On appréciera l'élégance de la manœuvre. N'oublions pas que Luc Chatel, a été l'instigateur de la disparition de l'amendement 138 lors de la première lecture au Conseil et l'Union Européenne, provoquant l'abstention de trois pays (ce qui est rare à ce niveau). Ces arrangements ont été discutés en toute transparence : La diffusion de la séance a été interrompue pendant 3 heures pour ne reprendre qu'au moment du vote, laissant les citoyens ignorants des tractations qui ont pu avoir lieu dans la pénombre des couloirs. Élégant également, non ?
Revenons encore en arrière. Pourquoi l'amendement 138 a-t-il été déposé à la base ? Le Paquet Télécom ne devrait pas traiter du contenu. Or, les fanatiques du copyright dur, l'UMP et le gouvernement français en tête, ont parsemé le Paquet Télécom de mentions dangereuses et de termes flous. De nombreux citoyens se sont alors émus par téléphone auprès de leurs députés européens de ces menaces pour la liberté et de l'incertitude juridique qu'elles entrainent. Grâce à un énorme travail de citoyens européens, et au premier rang de la Quadrature du Net au résultats impressionnants, la plupart de ces problèmes ont été corrigés. Cependant certains termes dangereux subsistaient. Lors de nouveaux coup de téléphone, les députés nous ont assuré, la bouche en cœur, que non il n'y a plus aucun problème, tout est propre et que vous comprenez, nous on est là pour défendre les citoyens, nous ne sommes pas des vendus à la solde des lobbies. Tant de bonne volonté, ça fait chaud au cœur. C'est pourquoi il leur a été proposé un amendement, pourtant un simple rappel du droit communautaire, qui met noir sur blanc leurs promesses : « Si vous affirmez défendre les libertés des citoyens, vous ne verrez donc aucun problème à voter cet amendement. »
Vous Voilà comment on corrige un texte buggué en mettant les mauvaises volontés devant le fait accompli. On pourra consulter à ce sujet la très instructive vidéo de la conférence de la Quadrature du Net au Computer Chaos Club, particulièrement entre la 10e et 20e minute.

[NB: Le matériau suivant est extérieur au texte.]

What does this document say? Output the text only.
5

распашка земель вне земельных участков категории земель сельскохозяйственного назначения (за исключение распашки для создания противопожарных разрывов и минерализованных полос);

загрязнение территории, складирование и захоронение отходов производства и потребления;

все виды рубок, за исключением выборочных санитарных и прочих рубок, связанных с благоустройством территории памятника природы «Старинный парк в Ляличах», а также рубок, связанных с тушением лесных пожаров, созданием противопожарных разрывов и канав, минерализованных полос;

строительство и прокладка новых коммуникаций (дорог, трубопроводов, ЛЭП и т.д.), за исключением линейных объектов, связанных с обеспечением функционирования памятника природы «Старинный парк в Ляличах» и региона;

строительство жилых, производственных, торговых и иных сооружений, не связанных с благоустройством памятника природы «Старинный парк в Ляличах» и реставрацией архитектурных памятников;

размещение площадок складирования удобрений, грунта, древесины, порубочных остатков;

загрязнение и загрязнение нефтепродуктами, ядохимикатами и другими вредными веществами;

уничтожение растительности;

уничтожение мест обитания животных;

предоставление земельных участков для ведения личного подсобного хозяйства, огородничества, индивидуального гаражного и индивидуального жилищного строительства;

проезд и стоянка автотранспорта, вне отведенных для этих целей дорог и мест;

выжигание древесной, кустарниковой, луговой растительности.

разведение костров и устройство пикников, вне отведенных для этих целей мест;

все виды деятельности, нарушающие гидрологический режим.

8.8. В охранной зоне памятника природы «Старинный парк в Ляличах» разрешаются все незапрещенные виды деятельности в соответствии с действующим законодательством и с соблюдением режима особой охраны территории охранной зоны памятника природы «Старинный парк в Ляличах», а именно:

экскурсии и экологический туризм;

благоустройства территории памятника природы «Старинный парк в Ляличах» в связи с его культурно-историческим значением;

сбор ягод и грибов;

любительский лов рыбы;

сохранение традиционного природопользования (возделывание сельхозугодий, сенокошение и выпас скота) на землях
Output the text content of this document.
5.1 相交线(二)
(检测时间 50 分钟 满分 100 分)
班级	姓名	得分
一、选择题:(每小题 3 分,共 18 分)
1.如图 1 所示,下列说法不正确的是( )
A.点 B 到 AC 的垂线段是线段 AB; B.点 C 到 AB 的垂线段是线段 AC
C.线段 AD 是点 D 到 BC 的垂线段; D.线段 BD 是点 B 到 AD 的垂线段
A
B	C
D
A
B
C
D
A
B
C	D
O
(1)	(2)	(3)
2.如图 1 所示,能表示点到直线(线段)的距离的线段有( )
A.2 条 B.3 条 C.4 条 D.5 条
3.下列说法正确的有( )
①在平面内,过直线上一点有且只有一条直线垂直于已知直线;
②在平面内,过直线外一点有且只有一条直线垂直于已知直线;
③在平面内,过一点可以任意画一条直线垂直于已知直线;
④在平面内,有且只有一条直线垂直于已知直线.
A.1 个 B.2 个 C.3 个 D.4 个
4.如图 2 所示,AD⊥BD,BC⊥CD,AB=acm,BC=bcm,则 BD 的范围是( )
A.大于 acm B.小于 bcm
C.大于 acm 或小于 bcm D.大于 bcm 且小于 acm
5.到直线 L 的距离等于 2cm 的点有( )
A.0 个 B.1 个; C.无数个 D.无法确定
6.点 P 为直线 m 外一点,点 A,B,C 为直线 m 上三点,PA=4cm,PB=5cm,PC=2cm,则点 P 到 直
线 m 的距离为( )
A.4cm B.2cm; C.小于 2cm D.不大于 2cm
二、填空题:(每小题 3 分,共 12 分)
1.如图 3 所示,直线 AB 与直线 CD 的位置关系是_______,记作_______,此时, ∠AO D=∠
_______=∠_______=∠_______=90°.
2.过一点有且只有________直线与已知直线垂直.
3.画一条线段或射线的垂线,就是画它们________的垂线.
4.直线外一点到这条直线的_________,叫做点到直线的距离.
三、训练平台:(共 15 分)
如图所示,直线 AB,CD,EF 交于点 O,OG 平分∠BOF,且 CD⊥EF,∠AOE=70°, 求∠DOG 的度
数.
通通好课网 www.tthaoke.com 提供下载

- Pour résumer : les lobbies et leurs défenseurs (en France les ayants droit (SACEM, SACD, Vivendi etc.), le gouvernement et l'UMP) on tenté d'utiliser le Paquet Télécom pour faire passer des amendements totalement hors sujet sur le contenu afin de préparer leurs lois stupides. Grâce à une vigilance citoyenne, ce n'est pas passé inaperçu. Le texte a été en partie nettoyé et un amendement de protection a été introduit. Les gouvernements des États de l'Union Européenne et en premier lieu la France qui s'est servit de sa présidence a retiré à plusieurs reprises cet amendement voté à plusieurs reprises par une écrasante majorité (~90%) de députés européens élus au suffrage universel. Après une dernière lamentable manœuvre à nouveau repérée grâce à la vigilance de la Quadrature du Net, l'amendement a été une nouvelle fois adopté, ce qui provoque le retard de l'adoption définitive du Paquet Télécom. Alors à qui la faute messieurs de l'UMP ? On notera que c'est tout de même étonnant de mettre autant d'énergie à faire disparaître un amendement qui selon notre ministre de la culture « ne pose aucun problème » vis à vis d'HADOPI.
Épilogue
Rions avec l'UMP
Pour finir, moquons nous un peu du parti qui proclame « Quand l’Europe veut, l’Europe peut ! ». En effet l'Europe peut revoter l'amendement 138, l'Europe peut mettre en place les quotas de pêche au thon rouge ou supprimer (progressivement) les quotas laitiers. L'Europe le peut, mais l'UMP aurait préféré qu'elle ne le puisse pas.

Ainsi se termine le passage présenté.